Today we got the Census HVS data for 1Q18. In addition to providing the update on Household Formation Trends we thought it a good opportunity to redux the contextualization around a number of bigger picture dynamics.
- The Requisite Caveat: The HVS survey is timely and widely cited, but it’s volatile and doesn’t always comport cleanly with the more comprehensive annual Census/CPS housing surveys or a common sense reading of reality. We take the data with a grain of salt and, while we view the magnitude of change as a distorted reflection of the underlying reality, we view directional changes in the data as a largely accurate depiction of the underlying trend. In other words, while it typically gets the magnitude wrong, it generally captures the directional change correctly.
- Household Formation | Owner Momo ↑ : Total Household Formation increased by 1.18mn year-over-year in 1Q, rebounding against a relatively soft 4Q17 print. Most notably, however, is the continued absolute and relative improvement in owner households. As we’ve profiled previously, owner household formation grew at a premium to rental households for the first time this cycle in 1Q17 - a trend that has now persisted for 5 quarters with the spread between Owner and Renter Household growth holding above 1.0mn for a 4th consecutive quarter in 1Q18.
- Millennial Urban Rental Residency ↓: The decline in renter household formation accords with trends observed across major metro’s where the peak in Urban Millennial and Rental residency appears to officially be in. The crest in urban rental residency trends across Boston, Chicago and Los Angeles are pictured below.

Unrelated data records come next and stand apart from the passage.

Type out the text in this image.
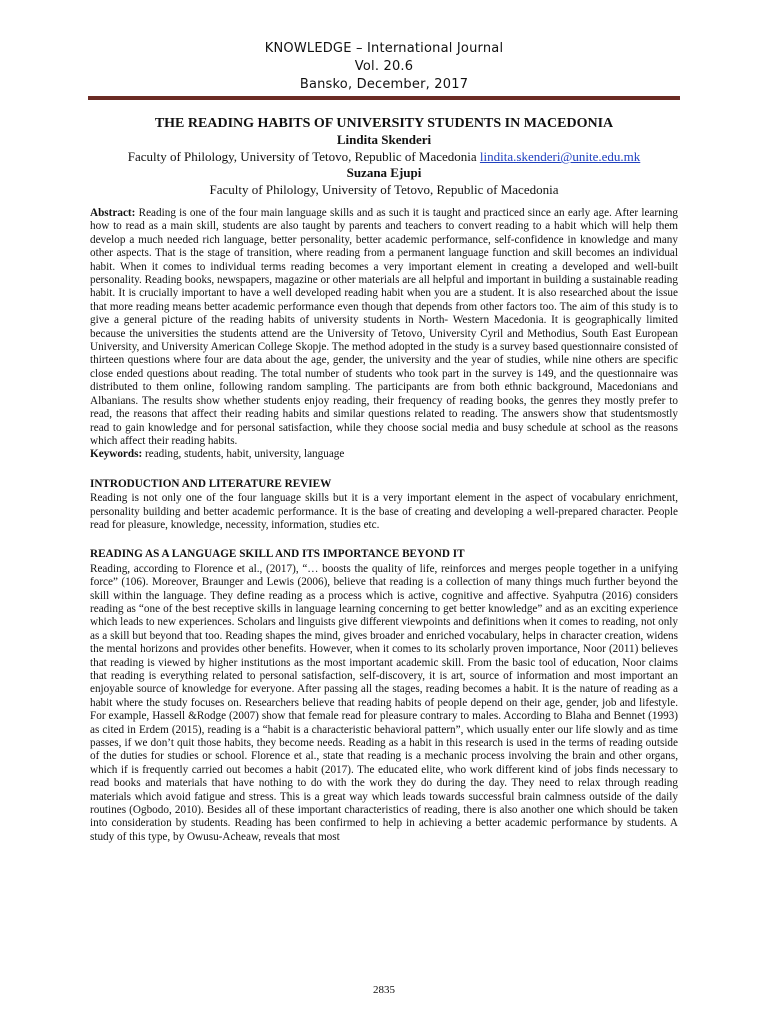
KNOWLEDGE – International Journal
Vol. 20.6
Bansko, December, 2017
THE READING HABITS OF UNIVERSITY STUDENTS IN MACEDONIA
Lindita Skenderi
Faculty of Philology, University of Tetovo, Republic of Macedonia lindita.skenderi@unite.edu.mk
Suzana Ejupi
Faculty of Philology, University of Tetovo, Republic of Macedonia

Abstract: Reading is one of the four main language skills and as such it is taught and practiced since an early age. After learning how to read as a main skill, students are also taught by parents and teachers to convert reading to a habit which will help them develop a much needed rich language, better personality, better academic performance, self-confidence in knowledge and many other aspects. That is the stage of transition, where reading from a permanent language function and skill becomes an individual habit. When it comes to individual terms reading becomes a very important element in creating a developed and well-built personality. Reading books, newspapers, magazine or other materials are all helpful and important in building a sustainable reading habit. It is crucially important to have a well developed reading habit when you are a student. It is also researched about the issue that more reading means better academic performance even though that depends from other factors too. The aim of this study is to give a general picture of the reading habits of university students in North- Western Macedonia. It is geographically limited because the universities the students attend are the University of Tetovo, University Cyril and Methodius, South East European University, and University American College Skopje. The method adopted in the study is a survey based questionnaire consisted of thirteen questions where four are data about the age, gender, the university and the year of studies, while nine others are specific close ended questions about reading. The total number of students who took part in the survey is 149, and the questionnaire was distributed to them online, following random sampling. The participants are from both ethnic background, Macedonians and Albanians. The results show whether students enjoy reading, their frequency of reading books, the genres they mostly prefer to read, the reasons that affect their reading habits and similar questions related to reading. The answers show that studentsmostly read to gain knowledge and for personal satisfaction, while they choose social media and busy schedule at school as the reasons which affect their reading habits.

Keywords: reading, students, habit, university, language

INTRODUCTION AND LITERATURE REVIEW

Reading is not only one of the four language skills but it is a very important element in the aspect of vocabulary enrichment, personality building and better academic performance. It is the base of creating and developing a well-prepared character. People read for pleasure, knowledge, necessity, information, studies etc.

READING AS A LANGUAGE SKILL AND ITS IMPORTANCE BEYOND IT

Reading, according to Florence et al., (2017), “… boosts the quality of life, reinforces and merges people together in a unifying force” (106). Moreover, Braunger and Lewis (2006), believe that reading is a collection of many things much further beyond the skill within the language. They define reading as a process which is active, cognitive and affective. Syahputra (2016) considers reading as “one of the best receptive skills in language learning concerning to get better knowledge” and as an exciting experience which leads to new experiences. Scholars and linguists give different viewpoints and definitions when it comes to reading, not only as a skill but beyond that too. Reading shapes the mind, gives broader and enriched vocabulary, helps in character creation, widens the mental horizons and provides other benefits. However, when it comes to its scholarly proven importance, Noor (2011) believes that reading is viewed by higher institutions as the most important academic skill. From the basic tool of education, Noor claims that reading is everything related to personal satisfaction, self-discovery, it is art, source of information and most important an enjoyable source of knowledge for everyone. After passing all the stages, reading becomes a habit. It is the nature of reading as a habit where the study focuses on. Researchers believe that reading habits of people depend on their age, gender, job and lifestyle. For example, Hassell &Rodge (2007) show that female read for pleasure contrary to males. According to Blaha and Bennet (1993) as cited in Erdem (2015), reading is a “habit is a characteristic behavioral pattern”, which usually enter our life slowly and as time passes, if we don’t quit those habits, they become needs. Reading as a habit in this research is used in the terms of reading outside of the duties for studies or school. Florence et al., state that reading is a mechanic process involving the brain and other organs, which if is frequently carried out becomes a habit (2017). The educated elite, who work different kind of jobs finds necessary to read books and materials that have nothing to do with the work they do during the day. They need to relax through reading materials which avoid fatigue and stress. This is a great way which leads towards successful brain calmness outside of the daily routines (Ogbodo, 2010). Besides all of these important characteristics of reading, there is also another one which should be taken into consideration by students. Reading has been confirmed to help in achieving a better academic performance by students. A study of this type, by Owusu-Acheaw, reveals that most

2835
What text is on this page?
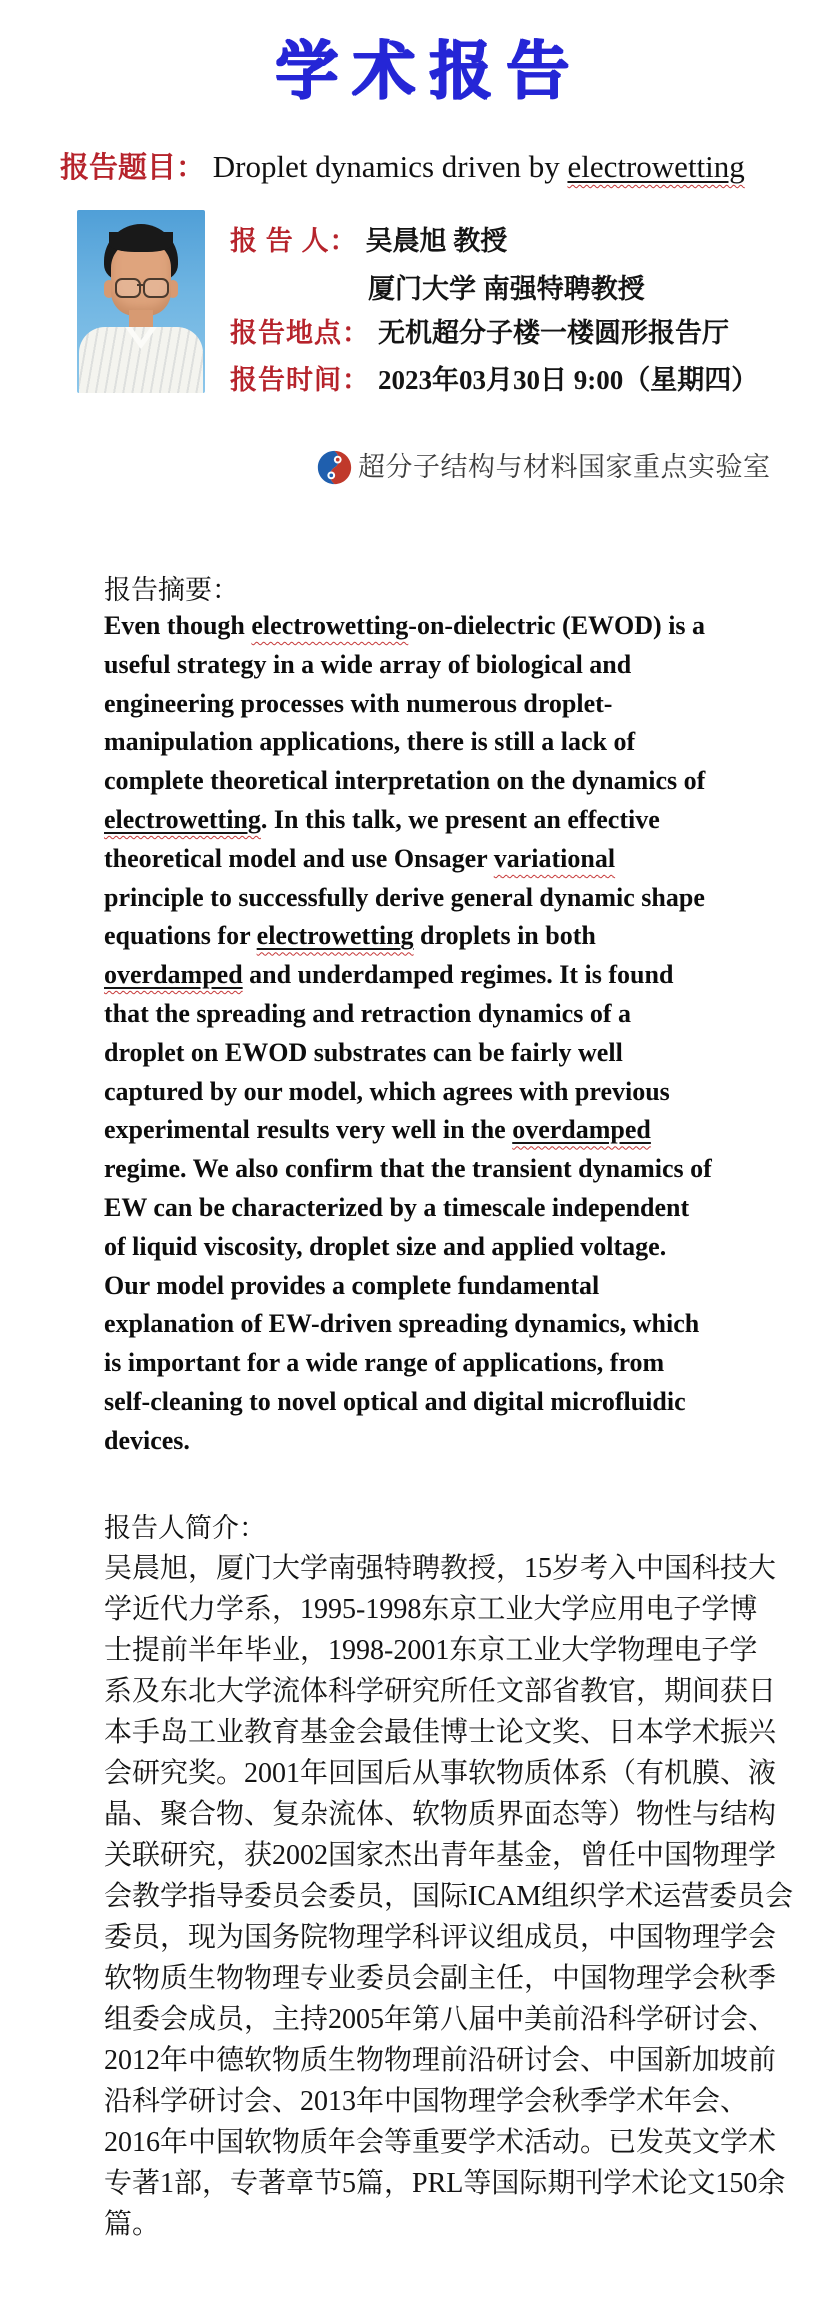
学术报告
报告题目： Droplet dynamics driven by electrowetting
报 告 人： 吴晨旭 教授
厦门大学 南强特聘教授
报告地点： 无机超分子楼一楼圆形报告厅
报告时间： 2023年03月30日 9:00（星期四）
超分子结构与材料国家重点实验室
报告摘要：
Even though electrowetting-on-dielectric (EWOD) is a
useful strategy in a wide array of biological and
engineering processes with numerous droplet-
manipulation applications, there is still a lack of
complete theoretical interpretation on the dynamics of
electrowetting. In this talk, we present an effective
theoretical model and use Onsager variational
principle to successfully derive general dynamic shape
equations for electrowetting droplets in both
overdamped and underdamped regimes. It is found
that the spreading and retraction dynamics of a
droplet on EWOD substrates can be fairly well
captured by our model, which agrees with previous
experimental results very well in the overdamped
regime. We also confirm that the transient dynamics of
EW can be characterized by a timescale independent
of liquid viscosity, droplet size and applied voltage.
Our model provides a complete fundamental
explanation of EW-driven spreading dynamics, which
is important for a wide range of applications, from
self-cleaning to novel optical and digital microfluidic
devices.
报告人简介：
吴晨旭，厦门大学南强特聘教授，15岁考入中国科技大
学近代力学系，1995-1998东京工业大学应用电子学博
士提前半年毕业，1998-2001东京工业大学物理电子学
系及东北大学流体科学研究所任文部省教官，期间获日
本手岛工业教育基金会最佳博士论文奖、日本学术振兴
会研究奖。2001年回国后从事软物质体系（有机膜、液
晶、聚合物、复杂流体、软物质界面态等）物性与结构
关联研究，获2002国家杰出青年基金，曾任中国物理学
会教学指导委员会委员，国际ICAM组织学术运营委员会
委员，现为国务院物理学科评议组成员，中国物理学会
软物质生物物理专业委员会副主任，中国物理学会秋季
组委会成员，主持2005年第八届中美前沿科学研讨会、
2012年中德软物质生物物理前沿研讨会、中国新加坡前
沿科学研讨会、2013年中国物理学会秋季学术年会、
2016年中国软物质年会等重要学术活动。已发英文学术
专著1部，专著章节5篇，PRL等国际期刊学术论文150余
篇。
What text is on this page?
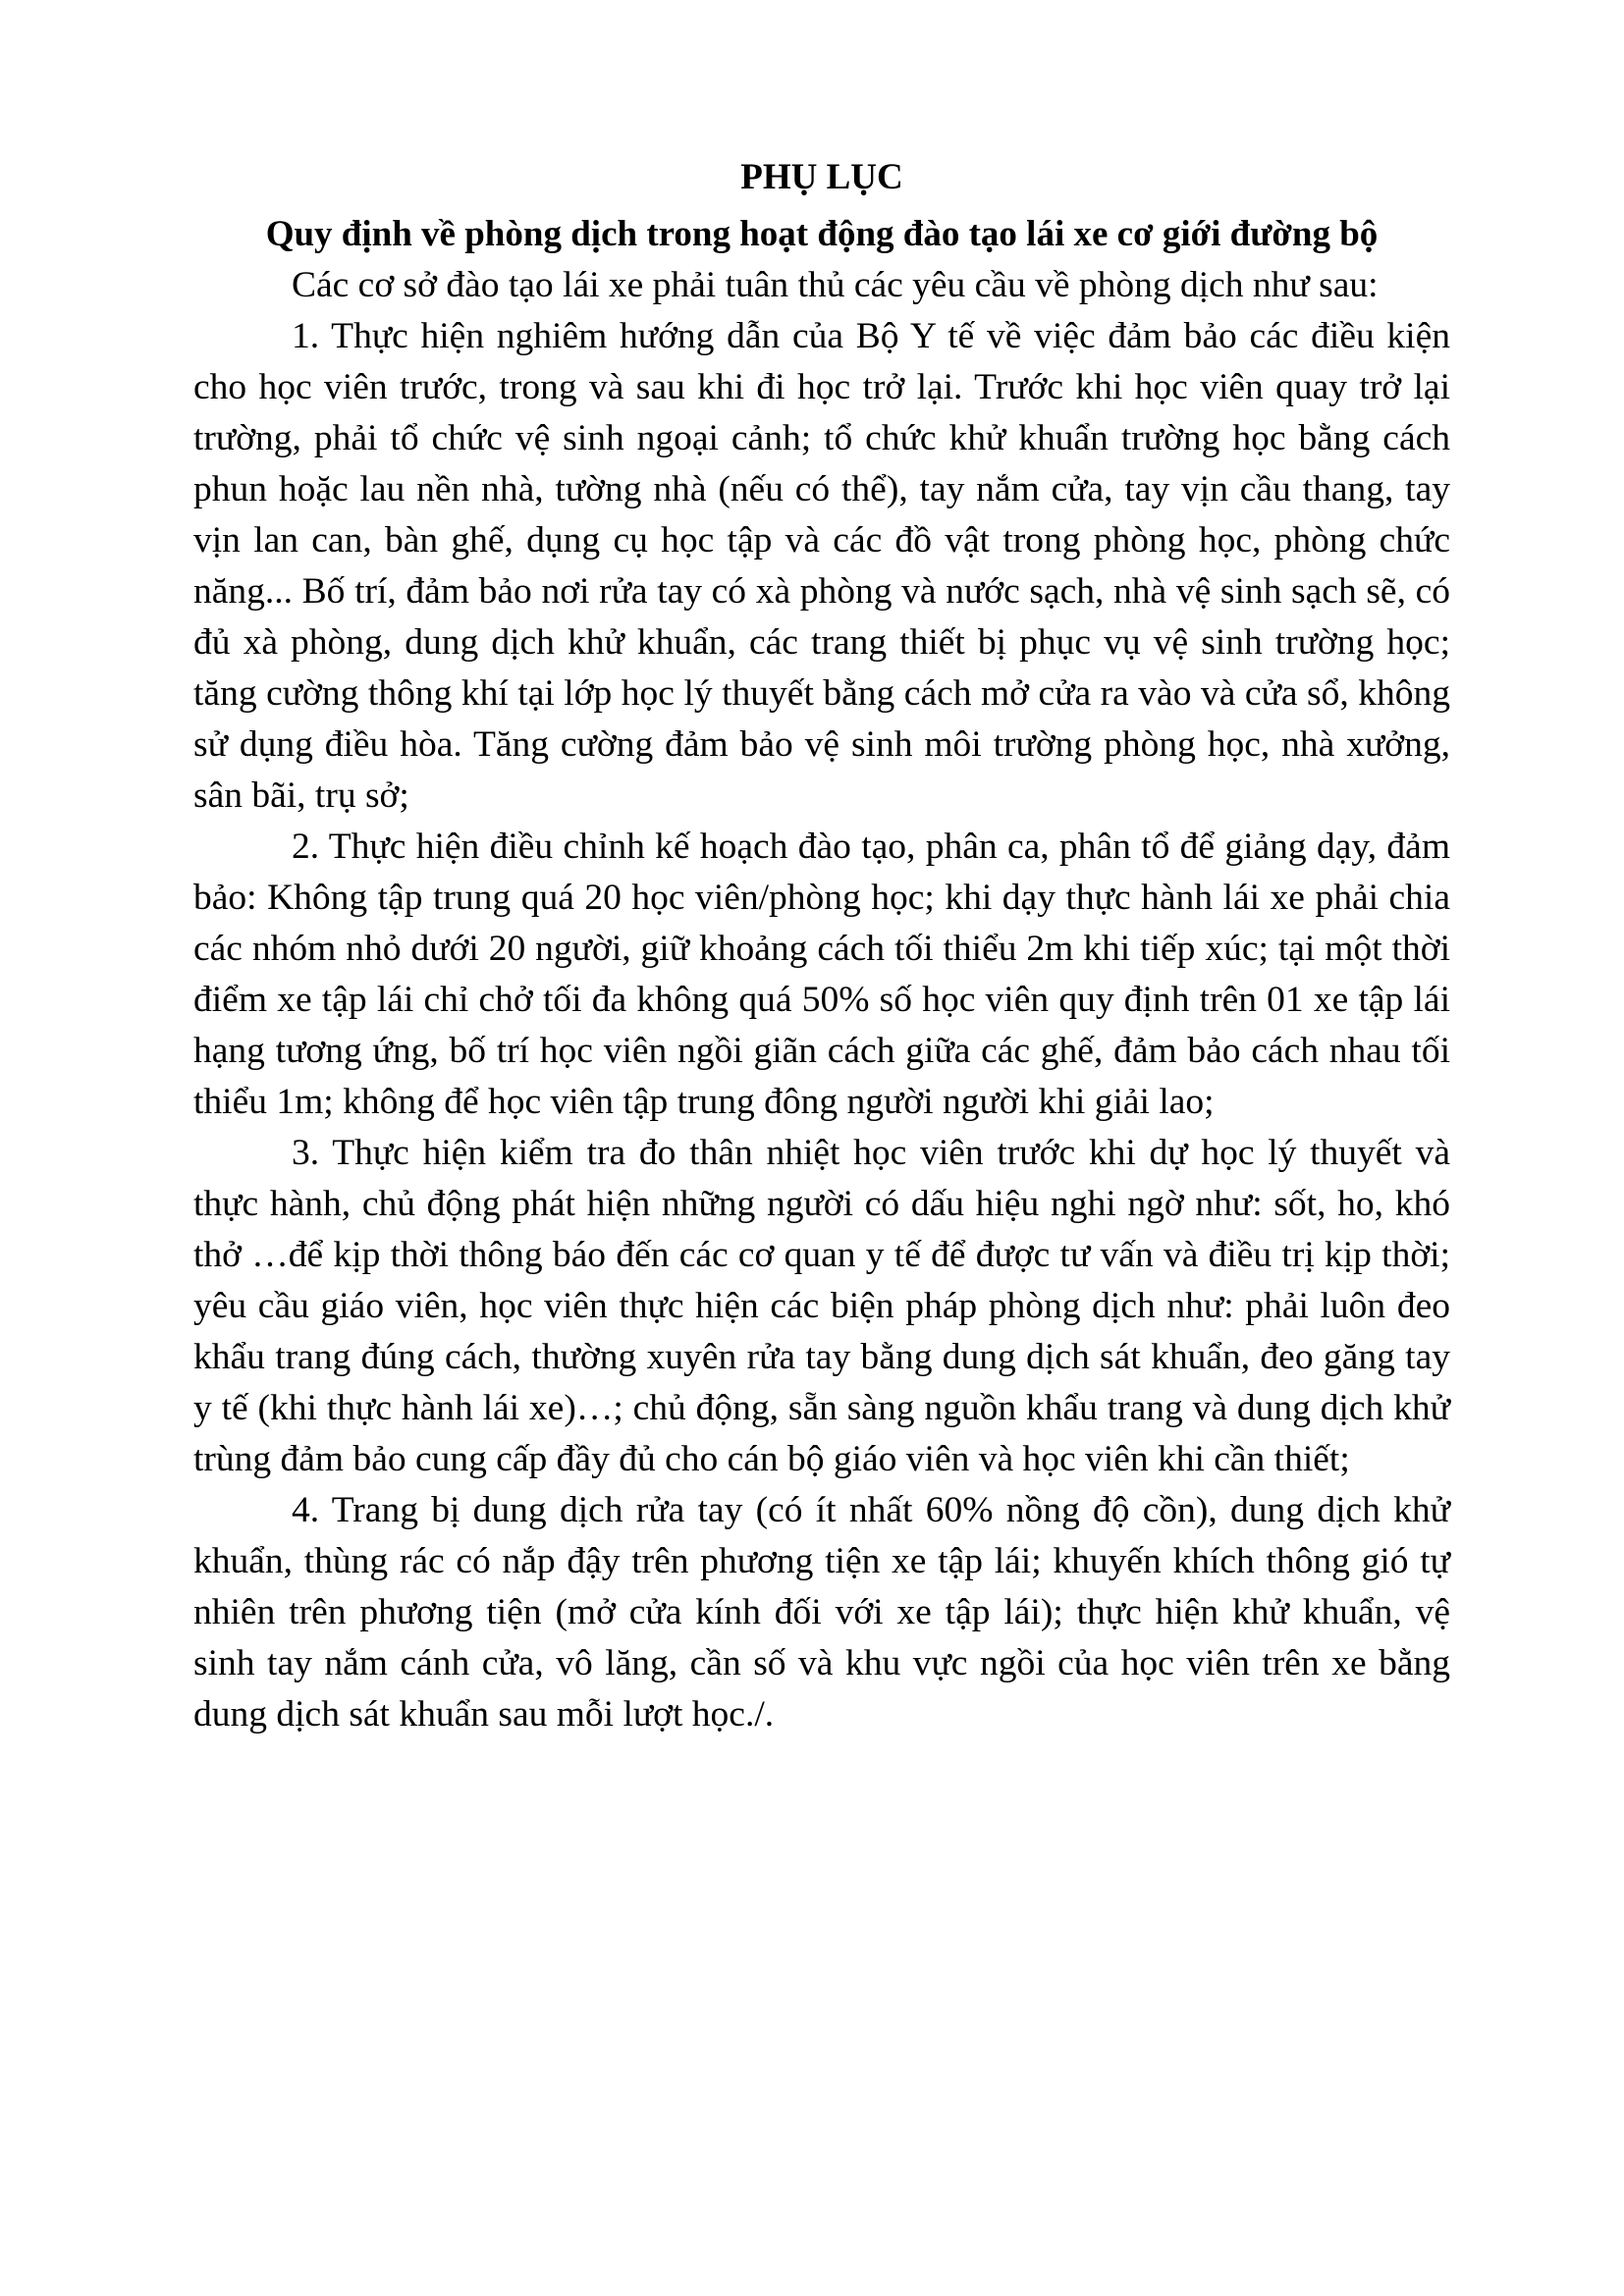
PHỤ LỤC
Quy định về phòng dịch trong hoạt động đào tạo lái xe cơ giới đường bộ

Các cơ sở đào tạo lái xe phải tuân thủ các yêu cầu về phòng dịch như sau:

1. Thực hiện nghiêm hướng dẫn của Bộ Y tế về việc đảm bảo các điều kiện cho học viên trước, trong và sau khi đi học trở lại. Trước khi học viên quay trở lại trường, phải tổ chức vệ sinh ngoại cảnh; tổ chức khử khuẩn trường học bằng cách phun hoặc lau nền nhà, tường nhà (nếu có thể), tay nắm cửa, tay vịn cầu thang, tay vịn lan can, bàn ghế, dụng cụ học tập và các đồ vật trong phòng học, phòng chức năng... Bố trí, đảm bảo nơi rửa tay có xà phòng và nước sạch, nhà vệ sinh sạch sẽ, có đủ xà phòng, dung dịch khử khuẩn, các trang thiết bị phục vụ vệ sinh trường học; tăng cường thông khí tại lớp học lý thuyết bằng cách mở cửa ra vào và cửa sổ, không sử dụng điều hòa. Tăng cường đảm bảo vệ sinh môi trường phòng học, nhà xưởng, sân bãi, trụ sở;

2. Thực hiện điều chỉnh kế hoạch đào tạo, phân ca, phân tổ để giảng dạy, đảm bảo: Không tập trung quá 20 học viên/phòng học; khi dạy thực hành lái xe phải chia các nhóm nhỏ dưới 20 người, giữ khoảng cách tối thiểu 2m khi tiếp xúc; tại một thời điểm xe tập lái chỉ chở tối đa không quá 50% số học viên quy định trên 01 xe tập lái hạng tương ứng, bố trí học viên ngồi giãn cách giữa các ghế, đảm bảo cách nhau tối thiểu 1m; không để học viên tập trung đông người người khi giải lao;

3. Thực hiện kiểm tra đo thân nhiệt học viên trước khi dự học lý thuyết và thực hành, chủ động phát hiện những người có dấu hiệu nghi ngờ như: sốt, ho, khó thở …để kịp thời thông báo đến các cơ quan y tế để được tư vấn và điều trị kịp thời; yêu cầu giáo viên, học viên thực hiện các biện pháp phòng dịch như: phải luôn đeo khẩu trang đúng cách, thường xuyên rửa tay bằng dung dịch sát khuẩn, đeo găng tay y tế (khi thực hành lái xe)…; chủ động, sẵn sàng nguồn khẩu trang và dung dịch khử trùng đảm bảo cung cấp đầy đủ cho cán bộ giáo viên và học viên khi cần thiết;

4. Trang bị dung dịch rửa tay (có ít nhất 60% nồng độ cồn), dung dịch khử khuẩn, thùng rác có nắp đậy trên phương tiện xe tập lái; khuyến khích thông gió tự nhiên trên phương tiện (mở cửa kính đối với xe tập lái); thực hiện khử khuẩn, vệ sinh tay nắm cánh cửa, vô lăng, cần số và khu vực ngồi của học viên trên xe bằng dung dịch sát khuẩn sau mỗi lượt học./.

- The Next 5 Years: The largest bolus of Millennials are currently 26-27 years old, the average rental duration is approximately 6 years and the average ave of the 1st time home buyer is 32/33 years old. In other words, the 4.8 mn 26/27 year olds are set to replace the ~4.3 mn 32-33 year olds (i.e. the current 1st time buyers) over the next 5 years as they progressively transition from rental demand to single-family purchase demand. In other, other words, 2020-2022 should see a strong bull market as that demographic demand wave pushes through the home purchase market.
- The Housing Cycle: Housing cycles tend to be long and autocorrelated, playing out fully from peak-to-trough and trough-to-peak. And Housing Turnover and peak New Construction activity are generally mid-cycle phenomenon …. except in the present instance. Housing was, of course, a proximate cause of the GFC and, as we remind investors recurrently, the housing recovery lagged the turn in the broader economic cycle by a full 3 years. Thus the housing cycle is, at least somewhat, de-synchronized from its typical, temporal tethering to the larger macro cycle. While the economic expansion is currently late cycle, the housing cycle itself remains only mid-cycle with activity still relatively depressed on a historical basis.
- Housing’s Asymmetry Hierarchy: Charts 5-8 below show the long cycle context for Housing Starts, New Home Sales and Existing Home Sales along with the current risk-reward balance to average peak and trough levels of activity. The asymmetry remains most positive for New Housing Starts and Sales and least positive for existing sales. There will be increasing, late-cycle chop to trade across housing related exposures and you do not want to be long interest-rate sensitive cyclicals alongside a rate shock but from a Trend and Tail perspective, the setup continues to carry one of the more favorable asymmetries in macro.